The president’s chief of staff has asserted that these kinds of trade-offs occur all the time: “Get used to it.” Will there be tipping point groups that conclude, at the very least, that the President attempted bribery, and that conduct alone rises to the level of impeachment and conviction?

A few days ago, Gerard Baker, the former editor of The Wall Street Journal advised regarding the President: “He did it and shouldn’t have. But it should be left to the voters to decide.” Mr. Baker continues: “Something is different here. Demanding that a foreign government investigate your domestic opponent crosses a pretty bright line of propriety.” Still, Mr. Baker concludes, “With an election less than a year away, isn’t the ballot box a better place to try a president’s questionable judgment?”
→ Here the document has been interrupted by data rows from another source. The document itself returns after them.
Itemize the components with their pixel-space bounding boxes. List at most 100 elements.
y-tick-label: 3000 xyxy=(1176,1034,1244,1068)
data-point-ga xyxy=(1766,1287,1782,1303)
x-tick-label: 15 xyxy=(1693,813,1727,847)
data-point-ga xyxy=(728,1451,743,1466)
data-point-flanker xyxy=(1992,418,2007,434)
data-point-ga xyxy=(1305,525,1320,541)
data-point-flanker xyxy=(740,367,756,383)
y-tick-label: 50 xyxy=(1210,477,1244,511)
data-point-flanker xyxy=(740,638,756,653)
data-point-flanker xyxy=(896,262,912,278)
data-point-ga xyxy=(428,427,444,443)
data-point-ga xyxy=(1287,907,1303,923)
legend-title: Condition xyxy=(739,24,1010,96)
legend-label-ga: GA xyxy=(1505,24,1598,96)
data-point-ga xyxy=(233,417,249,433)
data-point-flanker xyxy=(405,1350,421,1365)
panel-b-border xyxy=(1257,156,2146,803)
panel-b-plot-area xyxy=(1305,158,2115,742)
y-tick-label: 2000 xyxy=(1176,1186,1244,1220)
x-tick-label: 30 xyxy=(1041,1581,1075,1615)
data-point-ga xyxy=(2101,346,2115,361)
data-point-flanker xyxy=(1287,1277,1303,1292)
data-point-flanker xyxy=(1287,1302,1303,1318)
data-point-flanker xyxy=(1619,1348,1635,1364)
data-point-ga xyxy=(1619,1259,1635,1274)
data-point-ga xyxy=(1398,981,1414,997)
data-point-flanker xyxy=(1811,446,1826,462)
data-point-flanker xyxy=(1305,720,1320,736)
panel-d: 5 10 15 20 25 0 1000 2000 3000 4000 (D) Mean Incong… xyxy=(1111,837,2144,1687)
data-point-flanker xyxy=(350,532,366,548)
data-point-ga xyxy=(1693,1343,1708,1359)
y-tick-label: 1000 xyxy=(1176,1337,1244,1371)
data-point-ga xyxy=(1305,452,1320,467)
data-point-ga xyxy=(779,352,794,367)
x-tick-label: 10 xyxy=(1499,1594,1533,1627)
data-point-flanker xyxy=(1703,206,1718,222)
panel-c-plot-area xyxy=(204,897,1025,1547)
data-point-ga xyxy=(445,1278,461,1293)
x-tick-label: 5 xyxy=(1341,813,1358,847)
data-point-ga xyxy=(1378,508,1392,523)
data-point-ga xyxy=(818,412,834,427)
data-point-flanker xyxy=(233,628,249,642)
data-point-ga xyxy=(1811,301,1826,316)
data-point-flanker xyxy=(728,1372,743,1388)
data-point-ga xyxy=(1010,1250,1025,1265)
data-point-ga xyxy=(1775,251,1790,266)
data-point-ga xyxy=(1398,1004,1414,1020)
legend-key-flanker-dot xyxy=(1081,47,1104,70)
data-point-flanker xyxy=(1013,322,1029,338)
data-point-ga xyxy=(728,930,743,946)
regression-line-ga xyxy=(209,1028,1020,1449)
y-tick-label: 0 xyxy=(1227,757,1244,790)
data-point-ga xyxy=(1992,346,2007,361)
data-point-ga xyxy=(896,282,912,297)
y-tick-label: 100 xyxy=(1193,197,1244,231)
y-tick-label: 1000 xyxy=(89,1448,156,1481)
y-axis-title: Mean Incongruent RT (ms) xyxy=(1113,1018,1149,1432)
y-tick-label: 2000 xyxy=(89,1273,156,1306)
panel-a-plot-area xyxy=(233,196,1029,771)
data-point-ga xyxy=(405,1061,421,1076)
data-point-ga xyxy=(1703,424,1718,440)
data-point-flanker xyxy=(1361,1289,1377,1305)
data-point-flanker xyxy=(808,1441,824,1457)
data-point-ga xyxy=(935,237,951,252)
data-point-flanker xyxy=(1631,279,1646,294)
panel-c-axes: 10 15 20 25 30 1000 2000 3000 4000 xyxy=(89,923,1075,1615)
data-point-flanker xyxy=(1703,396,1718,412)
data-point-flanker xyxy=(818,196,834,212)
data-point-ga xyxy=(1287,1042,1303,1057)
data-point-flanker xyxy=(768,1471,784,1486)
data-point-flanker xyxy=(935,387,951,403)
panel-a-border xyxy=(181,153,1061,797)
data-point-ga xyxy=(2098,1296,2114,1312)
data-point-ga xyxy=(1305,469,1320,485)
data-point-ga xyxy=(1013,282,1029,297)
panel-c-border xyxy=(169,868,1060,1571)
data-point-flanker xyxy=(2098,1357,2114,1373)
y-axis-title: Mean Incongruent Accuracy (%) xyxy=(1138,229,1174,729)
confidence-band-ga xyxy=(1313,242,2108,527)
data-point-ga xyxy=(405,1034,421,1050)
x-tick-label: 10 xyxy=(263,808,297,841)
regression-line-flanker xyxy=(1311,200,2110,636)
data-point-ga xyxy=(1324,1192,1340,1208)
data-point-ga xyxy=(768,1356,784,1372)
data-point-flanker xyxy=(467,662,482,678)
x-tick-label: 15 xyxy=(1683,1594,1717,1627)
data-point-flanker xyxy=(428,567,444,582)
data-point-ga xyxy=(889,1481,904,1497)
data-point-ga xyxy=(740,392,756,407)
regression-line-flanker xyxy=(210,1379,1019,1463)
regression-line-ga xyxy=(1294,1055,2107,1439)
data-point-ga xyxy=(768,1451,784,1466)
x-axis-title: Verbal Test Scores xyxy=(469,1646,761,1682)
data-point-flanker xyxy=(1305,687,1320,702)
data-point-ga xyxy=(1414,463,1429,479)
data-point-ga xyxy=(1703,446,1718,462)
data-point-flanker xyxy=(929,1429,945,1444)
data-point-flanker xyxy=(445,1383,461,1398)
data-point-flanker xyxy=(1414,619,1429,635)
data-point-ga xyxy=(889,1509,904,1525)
Last week on the program “Reliable Sources,” former White House Communications Director (and North Shore resident) Anthony Scaramucci accused the president of committing “full-blown traitorous activity.”

Only a year ago, Scaramucci published “The Blue Collar President” in which he argued the Chief Executive had to be like a bulldozer “to drain the swamp.” Now, he and others see the President and his convicted ally Roger Stone as “the swamp.”

Many scholars join the House majority in saying it is the duty of Congress to exercise oversight, particularly regarding executive abuses of power.

Jill Lepore writing about the history of impeachment in the Oct. 29 New Yorker emphasizes points made by conservative writer George Will and most historians and political scientists. When the Constitution was drafted in 1787 it was not intended to create three co-equal branches of the national government. The Madisonian view prevailed in Article I that Congress had pre-eminent power and authority.

It is the case over decades that we have witnessed the expansion of the “Imperial Presidency” with chief executives of both parties taking more and more power while Congress has often been passive. Are we satisfied to have any president, from any party with such vast influence?

E.L Doctorow has written that the president who gets elected is the country everyone gets. Yale historian Paul Kennedy expands that view: “The President the United States elects is the world that everyone gets.”

Whether or not charges other than “bribery” are made against this President, he has already made more enemies in his own party than any President in all of American history. The numbers and reputations of life-long Republicans who oppose him mark the impeachment proceedings as unique.

Will the impeachment “managers” in the House be able to make a compelling case against the President that will energize young voters? They came out in record proportions in 2018 to give Democrats a huge victory in recapturing the House.

Could the impeachment witnesses (public servants who were in government for decades) bolster opposition to a President that former Republican Bret Stephens calls a crude libertine with no record of public service prior to the huckster election of 2016?

Will impeachment proceedings (even if not supported in the Senate) be the tipping point for ending a Presidency that most young people (particularly Gen Z youth, born since 1997) consider embarrassing and destructive of their values and of the nation’s “beacons” (young citizens emphasize “intersectionality” – keenly supporting diversity and inclusion – not a priority for Steven Miller and the President).

If the final day of judgment is Nov. 3, 2020, will Democrats heed the call of professor Melanye Price to “Electrify The Youth,” especially “seven million young people of color who have turned 18 since the last vote”?